One of the leading local lords, a cacique who went by the name of Hatuey, had fled to [Cuba] from Hispaniola[Haiti] in order to escape the miseries that arose from the inhuman treatment meted out to the natives of that island by the Spanish…. But, eventually, he was captured and, although his only crime was that he tried to escape the clutches of these cruel and iniquitous monsters because he knew only too well that they were out to kill him and that, if he did not defend himself, they would hound him and all his people to death, the Spaniard’s verdict was that he should be burned alive.

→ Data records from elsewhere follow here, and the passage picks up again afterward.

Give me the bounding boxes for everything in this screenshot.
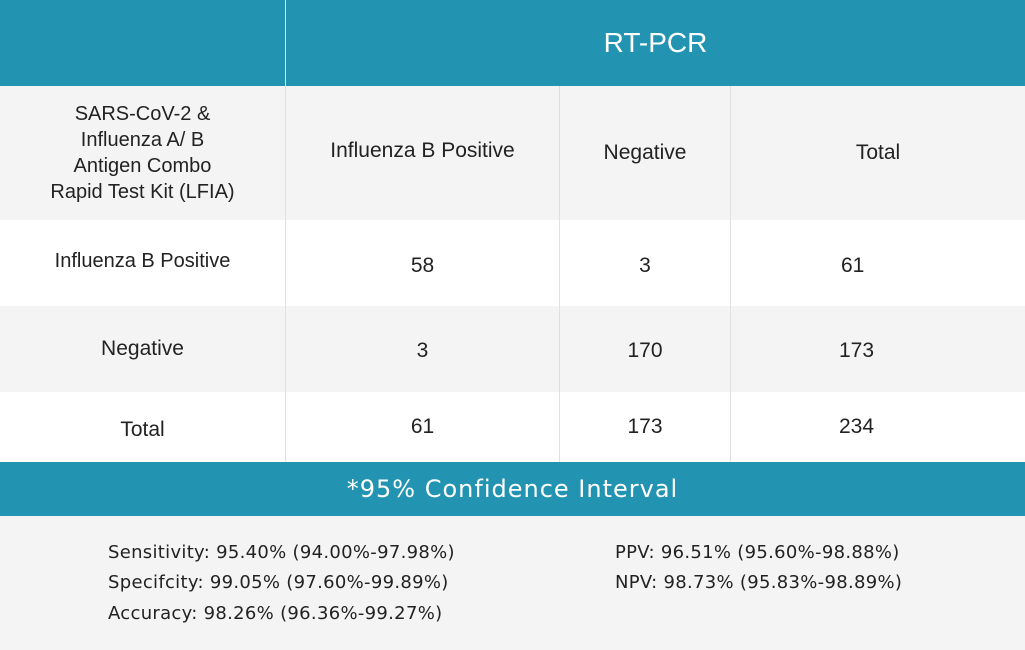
column-divider <box>730 86 731 462</box>
column-header-influenza-b-positive: Influenza B Positive <box>330 139 515 162</box>
specificity-stat: Specifcity: 99.05% (97.60%-99.89%) <box>108 572 449 593</box>
table-row: Total 61 173 234 <box>0 392 1025 462</box>
row-label: Total <box>120 418 165 441</box>
table-cell: 170 <box>627 339 663 362</box>
table-cell: 3 <box>639 254 651 277</box>
column-header-row: SARS-CoV-2 & Influenza A/ B Antigen Comb… <box>0 86 1025 220</box>
table-cell: 173 <box>627 415 663 438</box>
column-header-negative: Negative <box>603 141 687 164</box>
confidence-interval-title: *95% Confidence Interval <box>0 462 1025 516</box>
column-header-total: Total <box>855 141 901 164</box>
table-row: Negative 3 170 173 <box>0 306 1025 392</box>
table-cell: 234 <box>839 415 875 438</box>
accuracy-stat: Accuracy: 98.26% (96.36%-99.27%) <box>108 603 443 624</box>
statistics-panel: Sensitivity: 95.40% (94.00%-97.98%) Spec… <box>0 516 1025 650</box>
npv-stat: NPV: 98.73% (95.83%-98.89%) <box>615 572 903 593</box>
row-label: Influenza B Positive <box>54 249 231 272</box>
table-row: Influenza B Positive 58 3 61 <box>0 220 1025 306</box>
sensitivity-stat: Sensitivity: 95.40% (94.00%-97.98%) <box>108 542 455 563</box>
ppv-stat: PPV: 96.51% (95.60%-98.88%) <box>615 542 900 563</box>
corner-label-line: Antigen Combo <box>73 155 212 177</box>
table-cell: 3 <box>416 339 429 362</box>
table-cell: 58 <box>410 254 435 277</box>
header-divider <box>285 0 286 86</box>
row-label: Negative <box>101 337 184 360</box>
corner-label-line: Rapid Test Kit (LFIA) <box>50 181 235 203</box>
table-cell: 61 <box>410 415 435 438</box>
corner-label-line: SARS-CoV-2 & <box>74 103 211 125</box>
corner-label: SARS-CoV-2 & Influenza A/ B Antigen Comb… <box>0 86 285 220</box>
reference-method-title: RT-PCR <box>603 27 708 58</box>
table-cell: 173 <box>839 339 875 362</box>
table-header-band <box>0 0 1025 86</box>
table-cell: 61 <box>841 254 865 277</box>
column-divider <box>285 86 286 462</box>
corner-label-line: Influenza A/ B <box>80 129 205 151</box>
column-divider <box>559 86 560 462</box>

Once he was tied to the stake, a Franciscan friar who was present, a saintly man, told him as much as he could in the short time permitted by his executioners about the Lord and about our Christian faith, all of which was new to him. The friar told him that, if he would only believe what he was now hearing, he would go to Heaven there to enjoy glory and eternal rest, but that, if he would not, he would be consigned to Hell, where he would endure everlasting pain and torment.
The lord Hatuey thought for a short while and then asked the friar whether Christians went to Heaven. When the reply came that good ones do, he retorted, without need for further reflection, that, if that was the case, then he chose to go to Hell to ensure that he would never again have to clap eyes on those cruel brutes. [27-29]
Bartolomé de las Casas, A Short Account of the Destruction of the Indies , Penguin Books, London. Translated by Nigel Griffin.